A wholesale invasion of Alaskans' privacy

The Dunleavy administration has violated the privacy of more than a half-million Alaskans and quietly surrendered control of a vital state function to the Trump administration.

It has signed off on a scheme to have the Trump administration decide who is eligible to vote in Alaska.

We’ve never had a clearer example of succumbing to illegal federal overreach without a whimper.

The Legislature needs to investigate and demand that the state cancel this agreement and do what it can about the wholesale invasion of Alaskans’ privacy.

Voter registration records are public. Anyone can get a list of eligible voters. That’s not what is going on here.

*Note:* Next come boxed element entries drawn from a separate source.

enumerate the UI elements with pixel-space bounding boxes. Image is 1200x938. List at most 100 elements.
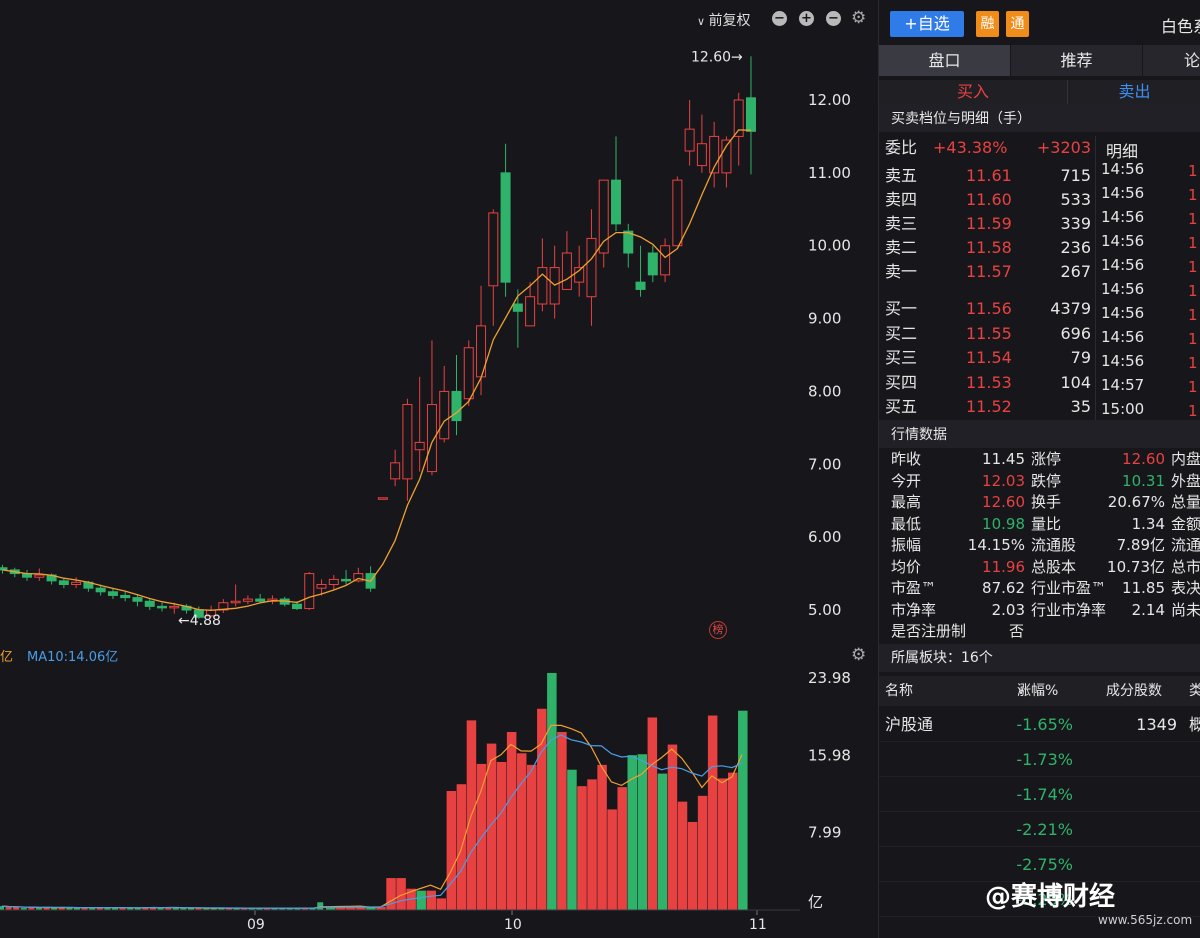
volume-bar[interactable]	[738, 710, 748, 910]
bid-row[interactable]: 买四 11.53 104	[879, 371, 1095, 395]
adjust-mode-dropdown[interactable]: ∨ 前复权	[697, 10, 751, 30]
sector-row[interactable]: -2.21%	[879, 812, 1200, 847]
zoom-out-icon[interactable]: −	[772, 11, 787, 26]
volume-bar[interactable]	[677, 801, 688, 910]
volume-chart[interactable]: 23.98 15.98 7.99 亿 09 10 11	[0, 640, 878, 938]
tab-recommend[interactable]: 推荐	[1011, 45, 1143, 76]
volume-bar[interactable]	[446, 791, 457, 910]
candle[interactable]	[22, 569, 33, 581]
add-watchlist-button[interactable]: +自选	[890, 11, 964, 37]
bid-row[interactable]: 买一 11.56 4379	[879, 297, 1095, 321]
sector-row[interactable]: -1.73%	[879, 742, 1200, 777]
ask-row[interactable]: 卖一 11.57 267	[879, 260, 1095, 284]
candle[interactable]	[365, 566, 376, 592]
volume-bar[interactable]	[728, 772, 738, 910]
volume-bar[interactable]	[577, 786, 587, 910]
volume-bar[interactable]	[416, 890, 426, 910]
volume-bar[interactable]	[697, 795, 708, 910]
minus-icon[interactable]: −	[826, 11, 841, 26]
volume-bar[interactable]	[637, 754, 648, 910]
volume-bar[interactable]	[537, 708, 547, 910]
volume-bar[interactable]	[597, 764, 607, 910]
candle[interactable]	[647, 245, 658, 283]
chart-area[interactable]: 12.00 11.00 10.00 9.00 8.00 7.00 6.00 5.00 12.60…	[0, 0, 878, 938]
candle[interactable]	[635, 245, 646, 297]
theme-toggle[interactable]: 白色系	[1161, 13, 1200, 37]
volume-bar[interactable]	[667, 744, 678, 910]
volume-bar[interactable]	[617, 787, 627, 910]
ask-row[interactable]: 卖二 11.58 236	[879, 236, 1095, 260]
volume-bar[interactable]	[547, 672, 557, 910]
volume-bar[interactable]	[587, 779, 597, 910]
candle[interactable]	[255, 593, 266, 603]
candle[interactable]	[230, 584, 241, 607]
candle[interactable]	[696, 114, 707, 173]
col-count[interactable]: 成分股数	[1106, 676, 1162, 706]
bid-row[interactable]: 买三 11.54 79	[879, 346, 1095, 370]
ask-row[interactable]: 卖三 11.59 339	[879, 212, 1095, 236]
candle[interactable]	[709, 121, 720, 188]
tab-orderbook[interactable]: 盘口	[879, 45, 1011, 76]
sector-row[interactable]: -1.74%	[879, 777, 1200, 812]
candle[interactable]	[488, 209, 499, 326]
volume-bar[interactable]	[687, 821, 698, 910]
candle[interactable]	[107, 588, 118, 600]
volume-bar[interactable]	[647, 717, 658, 910]
candle[interactable]	[672, 176, 683, 247]
volume-gear-icon[interactable]: ⚙	[851, 645, 866, 665]
candle[interactable]	[218, 599, 229, 613]
candle[interactable]	[390, 449, 401, 487]
bid-row[interactable]: 买五 11.52 35	[879, 395, 1095, 419]
tab-discussion[interactable]: 论	[1143, 45, 1200, 76]
candle[interactable]	[611, 136, 621, 232]
candle[interactable]	[745, 56, 756, 175]
candle[interactable]	[377, 497, 388, 500]
candle[interactable]	[157, 602, 168, 612]
volume-bar[interactable]	[657, 773, 668, 910]
connect-tag-button[interactable]: 通	[1006, 11, 1029, 37]
candle[interactable]	[721, 136, 732, 188]
sector-row[interactable]: 沪股通 -1.65% 1349 概	[879, 707, 1200, 742]
candle[interactable]	[267, 595, 278, 605]
candle[interactable]	[426, 340, 437, 476]
candle[interactable]	[58, 577, 69, 589]
candle[interactable]	[414, 376, 425, 472]
volume-bar[interactable]	[516, 753, 527, 910]
volume-bar[interactable]	[707, 715, 718, 910]
candle[interactable]	[71, 577, 82, 589]
candle[interactable]	[341, 569, 352, 585]
candle[interactable]	[451, 355, 462, 436]
ask-row[interactable]: 卖四 11.60 533	[879, 188, 1095, 212]
volume-bar[interactable]	[317, 902, 324, 910]
candle[interactable]	[328, 575, 339, 590]
volume-bar[interactable]	[607, 809, 617, 910]
volume-bar[interactable]	[527, 764, 537, 910]
candle[interactable]	[144, 598, 155, 610]
candle[interactable]	[439, 365, 450, 443]
ask-row[interactable]: 卖五 11.61 715	[879, 164, 1095, 188]
buy-button[interactable]: 买入	[879, 80, 1067, 104]
candlestick-chart[interactable]: 12.00 11.00 10.00 9.00 8.00 7.00 6.00 5.00 12.60…	[0, 0, 878, 640]
candle[interactable]	[660, 238, 671, 283]
volume-bar[interactable]	[717, 778, 728, 910]
candle[interactable]	[598, 179, 609, 268]
candle[interactable]	[242, 595, 253, 605]
volume-bar[interactable]	[557, 731, 567, 910]
volume-bar[interactable]	[426, 890, 437, 910]
candle[interactable]	[304, 572, 315, 610]
bid-row[interactable]: 买二 11.55 696	[879, 322, 1095, 346]
margin-tag-button[interactable]: 融	[976, 11, 999, 37]
candle[interactable]	[512, 289, 523, 348]
gear-icon[interactable]: ⚙	[851, 8, 866, 28]
sell-button[interactable]: 卖出	[1067, 80, 1200, 104]
volume-bar[interactable]	[567, 769, 577, 910]
col-name[interactable]: 名称	[885, 676, 913, 706]
candle[interactable]	[733, 92, 744, 166]
candle[interactable]	[500, 143, 511, 297]
zoom-in-icon[interactable]: +	[799, 11, 814, 26]
volume-bar[interactable]	[506, 731, 517, 910]
volume-bar[interactable]	[496, 761, 507, 910]
candle[interactable]	[623, 223, 634, 268]
candle[interactable]	[586, 209, 597, 326]
col-type[interactable]: 类	[1189, 676, 1200, 706]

The Dunleavy administration has given the background data from the voter rolls to the Department of Justice, including driver’s license numbers and partial Social Security numbers.

In this confidential memo the state signed in December, it gave up on local control of elections.

Most states have refused to sign this memo, but the Dunleavy administration can never say no to Trump.

There is even language in the memo from Assistant U.S. Attorney General Harmeet Dhillon that says the memo was proposed, made and entered into at the request of the state of Alaska. This is to make it appear that the memo didn’t originate with Trump’s underlings.

The Department of Justice is not qualified to test, assess and analyze the validity of Alaska’s voter rolls.

But after the Department of Justice completes this work that it is not qualified to do, the state will have 45 days to “clean” the list “by removing ineligible voters” identified by the Trump administration. Then the state will have to submit the revised voter rolls to the Department of Justice for approval.

Eileen O’Connor of The Brennan Center, a nonpartisan law and policy organization, wrote of this agreement that it “reveals both the DOJ’s plans to interfere with the states’ authority to run elections and how dangerously insecure the sensitive data will be in the department’s hands. It provides yet more evidence of the administration’s campaign to interfere with upcoming elections.”

“Some states that have provided the DOJ with their full voter files, such as Texas and Alaska, have signed the agreement while others, such as Tennessee and South Dakota, have refused,” O’Connor wrote.

“This would turn the American system of election administration upside down. It is the states, not the federal government, that have the statutory authority — not to mention the expertise — to add and remove voters from the rolls. States also have procedures in place to guard against eligible voters being wrongly removed,” said O’Connor.

The Anchorage Daily News had a story on the state’s handover of voter data, but it was published on Christmas Eve and did not get the attention it deserved. Plus, the story focused only on the sharing of voter information with the Department of Justice.

The story did not mention that the state had agreed to allow the Department of Justice to determine which voters should be removed from the rolls.

The story said the Lt. Gov. Nancy Dahlstrom, who is running for governor, released a statement saying there had been a “thorough” legal review.

The Legislature needs to see the “thorough” legal review. It appears that temporary Attorney General Stephen Cox must have decided that the state ought to invite the Department of Justice to intrude in Alaska elections. It’s another reason why the Legislature should refuse to confirm him in the job.

The 45-day demand would violate federal law, Tennessee officials said.

The agreement signed by Alaska appears to be illegal because you cannot remove names in 45 days from voter lists and you cannot remove names from voter lists right before an election.

“The National Voter Registration Act requires states to undertake a specific process to remove voters who have moved. That process involves sending a notice to the voter and — if the voter does not respond and does not vote — the jurisdiction must wait two federal election cycles to remove the voter from the rolls. That’s far longer than 45 days. Additionally, the National Voter Registration Act has a ‘quiet period’ of 90 days before any federal election (primary or general), during which time a state may not conduct systematic removals of voters who have become ineligible,” the Brennan Center said.

The Dunleavy administration should never have signed this agreement. The Legislature must act.